Dear Friends,
The season of opportunity, reorientation, and reflecting is about to come to rest gently upon us again. What are we to do? Give up one of the usual things we give up but otherwise plow on much as usual? Here is a way we might look at the coming weeks that does more than that: What if we imagine our lives as an expedition, perhaps like the Lewis and Clark expedition that Thomas Jefferson ordered to try to find a good route from sea to shining sea back in 1803?
At certain points in every major undertaking, we do well to stop and look at where we are, how we are, and how we are going about the task in hand. Perhaps, like Lewis and Clark, we may come to a point where we have to completely rethink the journey. On reaching the great Continental Divide and the headwaters of the Mississippi River, they had assumed all along that they would there find rivers flowing down to the Pacific Ocean. Instead all they could see were great mountain ranges! They had to rethink everything.
Perhaps we are not at such a turning point, but, even if we are not, every journey needs periodic assessment and reflection. Lent is such an opportunity. To take it we have, I think, to do three things:
First, we have to stop. Well, we can’t stop living and working, of course, but we can create some space where we can stand still and reflect. Look at your weekly calendar for the next weeks following February 26 and ask yourself where you could block out some time for God and for yourself to be alone and reflect. If you are like me, if you don’t put it in your calendar, you simply won’t do it.
Secondly, decide what you are going to do with that time. How will you answer those explorers’ vital questions: “Where am I?”, "How am I?”, and “Am I travelling the best way I can, or not?” All these questions are really about our relationship with God. Where and how am I in relation to Him? Am I travelling the way that is best for me and that God wants me to? So, take time to talk with God, walk with God, and listen to God.
- This Lent we are offering an outstanding Lenten Series on Tuesday evenings with a simple meal and activities for children, as well as a talk by some of the best theological minds in the country. Come to these to feed your mind and your soul if you can.
- This Lent, in addition to our regular pattern of Morning (7:30 a.m.) and Evening Prayer (5:30 p.m.), we are also celebrating a very simple 30-minute Eucharist at 12:00 noon each day, Monday through Friday. If you work or live nearthe church, any of these this would be an excellent way of carving out just a short time to be with God each week. If you can commit to the Eucharist or a Daily Office every day, fantastic! If you can put two or three a week in your calendar and promise yourself that, wonderful! If you can only come to one Morning or Evening Prayer or daily Eucharist a week then that will be a chance to ask the explorers’ questions of your life as well.
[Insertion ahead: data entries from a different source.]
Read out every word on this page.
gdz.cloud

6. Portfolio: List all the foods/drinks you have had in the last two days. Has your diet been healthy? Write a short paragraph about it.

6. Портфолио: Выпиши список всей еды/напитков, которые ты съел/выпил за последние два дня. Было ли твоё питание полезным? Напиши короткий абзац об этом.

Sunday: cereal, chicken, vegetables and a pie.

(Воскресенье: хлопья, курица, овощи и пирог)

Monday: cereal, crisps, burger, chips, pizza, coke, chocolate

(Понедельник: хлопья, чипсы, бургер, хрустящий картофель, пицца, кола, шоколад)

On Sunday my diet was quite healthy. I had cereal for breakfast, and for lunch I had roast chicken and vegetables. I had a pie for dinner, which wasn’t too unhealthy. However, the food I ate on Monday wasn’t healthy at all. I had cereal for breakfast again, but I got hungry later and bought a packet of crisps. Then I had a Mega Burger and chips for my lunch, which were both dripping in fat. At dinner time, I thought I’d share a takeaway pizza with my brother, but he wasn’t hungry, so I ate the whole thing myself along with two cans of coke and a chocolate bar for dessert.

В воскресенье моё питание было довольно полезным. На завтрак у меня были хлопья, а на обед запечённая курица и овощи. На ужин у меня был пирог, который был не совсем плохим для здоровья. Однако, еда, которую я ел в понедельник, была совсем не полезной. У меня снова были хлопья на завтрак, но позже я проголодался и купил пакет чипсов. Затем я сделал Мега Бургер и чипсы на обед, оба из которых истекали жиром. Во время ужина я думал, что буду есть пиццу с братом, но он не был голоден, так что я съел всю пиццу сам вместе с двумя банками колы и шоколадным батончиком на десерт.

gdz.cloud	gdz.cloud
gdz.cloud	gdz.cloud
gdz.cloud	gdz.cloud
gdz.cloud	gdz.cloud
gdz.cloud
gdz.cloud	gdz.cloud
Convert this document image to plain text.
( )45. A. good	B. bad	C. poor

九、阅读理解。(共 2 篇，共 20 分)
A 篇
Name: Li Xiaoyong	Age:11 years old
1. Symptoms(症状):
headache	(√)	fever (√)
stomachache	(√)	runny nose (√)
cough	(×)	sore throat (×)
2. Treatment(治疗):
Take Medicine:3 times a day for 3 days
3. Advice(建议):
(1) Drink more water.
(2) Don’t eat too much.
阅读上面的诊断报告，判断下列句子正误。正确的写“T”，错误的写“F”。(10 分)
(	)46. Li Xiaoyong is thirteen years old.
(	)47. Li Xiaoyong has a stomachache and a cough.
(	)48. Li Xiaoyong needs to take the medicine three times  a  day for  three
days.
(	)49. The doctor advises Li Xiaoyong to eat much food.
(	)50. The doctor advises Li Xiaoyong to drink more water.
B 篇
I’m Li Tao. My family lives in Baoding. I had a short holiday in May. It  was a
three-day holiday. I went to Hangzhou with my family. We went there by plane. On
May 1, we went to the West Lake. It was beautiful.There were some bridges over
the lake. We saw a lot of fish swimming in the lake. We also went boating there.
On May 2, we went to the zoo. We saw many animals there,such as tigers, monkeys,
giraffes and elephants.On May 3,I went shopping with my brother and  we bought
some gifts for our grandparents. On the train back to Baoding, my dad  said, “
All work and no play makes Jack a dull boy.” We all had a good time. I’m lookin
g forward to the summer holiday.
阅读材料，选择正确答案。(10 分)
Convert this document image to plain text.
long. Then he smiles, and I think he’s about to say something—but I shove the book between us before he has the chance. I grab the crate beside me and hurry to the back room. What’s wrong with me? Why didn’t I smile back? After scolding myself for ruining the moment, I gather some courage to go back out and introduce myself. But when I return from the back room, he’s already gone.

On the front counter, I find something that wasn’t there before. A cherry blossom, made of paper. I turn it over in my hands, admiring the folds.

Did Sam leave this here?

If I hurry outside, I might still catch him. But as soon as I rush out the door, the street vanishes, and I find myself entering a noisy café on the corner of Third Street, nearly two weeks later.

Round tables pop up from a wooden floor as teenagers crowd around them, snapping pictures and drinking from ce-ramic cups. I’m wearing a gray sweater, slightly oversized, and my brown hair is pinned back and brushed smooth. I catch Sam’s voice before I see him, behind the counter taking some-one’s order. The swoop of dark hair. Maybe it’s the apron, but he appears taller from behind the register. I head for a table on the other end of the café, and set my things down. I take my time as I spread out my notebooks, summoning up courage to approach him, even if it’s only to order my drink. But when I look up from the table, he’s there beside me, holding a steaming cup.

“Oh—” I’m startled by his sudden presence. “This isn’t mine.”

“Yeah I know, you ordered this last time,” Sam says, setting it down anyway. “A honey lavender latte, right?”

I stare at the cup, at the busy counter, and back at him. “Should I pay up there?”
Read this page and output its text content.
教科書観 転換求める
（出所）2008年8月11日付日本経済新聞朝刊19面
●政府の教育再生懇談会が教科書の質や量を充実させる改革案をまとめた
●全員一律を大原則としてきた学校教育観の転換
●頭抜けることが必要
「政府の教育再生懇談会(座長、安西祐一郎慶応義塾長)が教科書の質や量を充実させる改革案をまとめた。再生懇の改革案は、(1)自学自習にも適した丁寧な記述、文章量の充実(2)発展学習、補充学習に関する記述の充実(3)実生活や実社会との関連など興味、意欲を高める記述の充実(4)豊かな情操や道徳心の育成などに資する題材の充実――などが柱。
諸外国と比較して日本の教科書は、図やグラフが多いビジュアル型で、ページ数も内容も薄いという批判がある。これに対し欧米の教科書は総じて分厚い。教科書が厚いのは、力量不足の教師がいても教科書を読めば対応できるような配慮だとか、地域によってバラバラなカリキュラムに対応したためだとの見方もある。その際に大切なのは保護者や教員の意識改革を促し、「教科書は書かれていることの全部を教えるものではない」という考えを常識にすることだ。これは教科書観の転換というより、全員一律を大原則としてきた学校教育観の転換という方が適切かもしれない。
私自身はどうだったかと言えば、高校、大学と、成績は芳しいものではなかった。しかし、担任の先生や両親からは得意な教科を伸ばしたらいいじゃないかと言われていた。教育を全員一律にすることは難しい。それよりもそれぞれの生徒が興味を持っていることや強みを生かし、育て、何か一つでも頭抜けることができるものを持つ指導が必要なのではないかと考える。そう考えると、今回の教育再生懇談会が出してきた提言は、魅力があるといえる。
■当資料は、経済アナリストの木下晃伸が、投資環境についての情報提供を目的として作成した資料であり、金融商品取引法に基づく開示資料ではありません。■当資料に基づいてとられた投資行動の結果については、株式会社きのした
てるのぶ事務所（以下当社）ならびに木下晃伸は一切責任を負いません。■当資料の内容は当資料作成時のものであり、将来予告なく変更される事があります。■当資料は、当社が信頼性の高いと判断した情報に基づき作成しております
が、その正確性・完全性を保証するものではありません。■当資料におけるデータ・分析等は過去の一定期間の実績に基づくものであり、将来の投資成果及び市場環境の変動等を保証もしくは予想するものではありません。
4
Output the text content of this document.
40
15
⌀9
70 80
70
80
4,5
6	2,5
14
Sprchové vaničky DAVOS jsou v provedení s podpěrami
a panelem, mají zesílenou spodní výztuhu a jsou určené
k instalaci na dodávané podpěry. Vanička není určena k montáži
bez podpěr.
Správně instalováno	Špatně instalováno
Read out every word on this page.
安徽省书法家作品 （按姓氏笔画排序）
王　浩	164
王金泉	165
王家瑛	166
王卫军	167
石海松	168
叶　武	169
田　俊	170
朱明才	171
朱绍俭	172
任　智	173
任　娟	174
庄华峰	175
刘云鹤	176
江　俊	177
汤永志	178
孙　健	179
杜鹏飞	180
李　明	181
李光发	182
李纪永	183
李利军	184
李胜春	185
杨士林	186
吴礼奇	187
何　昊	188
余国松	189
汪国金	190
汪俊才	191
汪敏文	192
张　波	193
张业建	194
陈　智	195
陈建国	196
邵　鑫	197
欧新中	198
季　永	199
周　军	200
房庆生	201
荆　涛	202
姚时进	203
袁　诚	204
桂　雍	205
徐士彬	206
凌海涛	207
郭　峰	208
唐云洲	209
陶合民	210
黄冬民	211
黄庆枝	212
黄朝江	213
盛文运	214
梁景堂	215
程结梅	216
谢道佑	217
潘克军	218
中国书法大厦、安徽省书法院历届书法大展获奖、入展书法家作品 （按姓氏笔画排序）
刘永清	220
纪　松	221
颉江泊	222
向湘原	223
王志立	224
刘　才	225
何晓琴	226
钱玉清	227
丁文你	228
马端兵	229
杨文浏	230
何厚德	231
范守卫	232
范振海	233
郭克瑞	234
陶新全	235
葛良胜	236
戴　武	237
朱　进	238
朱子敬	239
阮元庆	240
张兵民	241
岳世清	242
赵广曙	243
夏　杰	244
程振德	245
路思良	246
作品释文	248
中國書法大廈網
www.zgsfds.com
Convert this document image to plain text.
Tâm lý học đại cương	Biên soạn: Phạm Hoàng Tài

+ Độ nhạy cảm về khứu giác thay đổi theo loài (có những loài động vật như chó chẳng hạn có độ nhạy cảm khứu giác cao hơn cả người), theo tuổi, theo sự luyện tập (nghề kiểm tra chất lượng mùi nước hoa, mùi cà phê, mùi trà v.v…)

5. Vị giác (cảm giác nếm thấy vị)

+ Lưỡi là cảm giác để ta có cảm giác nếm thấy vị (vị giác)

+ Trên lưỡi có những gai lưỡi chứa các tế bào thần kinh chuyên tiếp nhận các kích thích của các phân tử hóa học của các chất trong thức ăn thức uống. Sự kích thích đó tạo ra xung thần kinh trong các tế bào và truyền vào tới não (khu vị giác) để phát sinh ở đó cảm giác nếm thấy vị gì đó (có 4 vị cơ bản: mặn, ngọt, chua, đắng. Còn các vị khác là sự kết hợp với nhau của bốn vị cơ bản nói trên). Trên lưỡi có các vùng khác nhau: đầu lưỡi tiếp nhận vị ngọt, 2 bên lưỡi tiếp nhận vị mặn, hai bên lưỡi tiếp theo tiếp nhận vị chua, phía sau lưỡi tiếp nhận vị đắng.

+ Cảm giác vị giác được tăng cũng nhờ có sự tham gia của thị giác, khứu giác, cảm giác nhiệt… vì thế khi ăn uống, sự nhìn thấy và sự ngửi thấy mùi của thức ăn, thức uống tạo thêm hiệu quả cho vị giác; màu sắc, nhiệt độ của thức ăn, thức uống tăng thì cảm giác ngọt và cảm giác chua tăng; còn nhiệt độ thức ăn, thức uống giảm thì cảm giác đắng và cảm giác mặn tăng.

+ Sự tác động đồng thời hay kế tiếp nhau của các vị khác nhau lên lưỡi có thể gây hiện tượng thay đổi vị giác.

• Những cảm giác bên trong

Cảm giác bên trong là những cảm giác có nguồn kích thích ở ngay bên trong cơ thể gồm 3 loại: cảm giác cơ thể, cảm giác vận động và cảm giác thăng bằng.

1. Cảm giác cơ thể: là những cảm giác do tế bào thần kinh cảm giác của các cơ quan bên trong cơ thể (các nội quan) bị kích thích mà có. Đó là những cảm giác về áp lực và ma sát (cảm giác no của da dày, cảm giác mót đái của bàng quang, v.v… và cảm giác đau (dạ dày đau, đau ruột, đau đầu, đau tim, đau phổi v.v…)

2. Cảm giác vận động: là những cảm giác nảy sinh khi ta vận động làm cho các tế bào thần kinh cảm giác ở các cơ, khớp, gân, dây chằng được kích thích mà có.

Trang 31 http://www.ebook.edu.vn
- Maybe the church is just too far out of your way during the week to do any of that. So, meet God in the park, or a church near your work, or anywhere you can be on your own and quiet. Read one of the many scriptural guides that take you through Lent and the reflection that goes with it. I know Crystal is also doing something online for young women this Lent. There are many ways to pause and take stock on the journey.
- Alongside all this is our basic commitment in our Baptism and Confirmation vows to be faithful and regular in worshipping God Sunday by Sunday. If we have slipped from that practice, Lent is a good time to get back into it. It doesn’t matter where we are, there are almost always churches to go to on the Lord’s Day. When we are in town, Christ Church has an empty seat waiting for us every Sunday.
Thirdly, I think the important thing is to be intentional about whatever we do. Plan ahead and it will happen. Put the meetings with God in your calendar, and you are more likely to keep the appointments. If we were as faithful to
those appointments as we are to our business and private ones, we would do better!
The key thing is that this is a blessing and not a curse! Repentance is about a change in direction that, after reflection, we decide, and want to take. It is for our good. Like the prodigal son, we arise and go back to our Father
who loves us and longs for us because we know in our hearts that that is where our lives are meant to be. More than that, the space we make for God in Lent is also space for us. Space to “be” rather than to “do.” Space to look at our expedition and ask if we are happy with how it is going, as well as if we think God is happy with it. If it has a challenging and hard edge to it, that is only because expeditions are dangerous and explorers’ lives depend on the choices they make.
Lent, if we truly enter into it, should be a refreshment as well as an assessment. A time to live more, not less, to make our hearts and minds and bodies stronger, not to punish them for punishment’s sake, and a time to make more time for what is really important to us.
So, when we all come to receive the ashes at one of the three services on Ash Wednesday, let us come ready to commit ourselves to a plan that we have made: a plan to reflect on the great expedition and a desire to be closer to the path that Christ has walked before us, so that we can be stronger, happier, and able to travel better.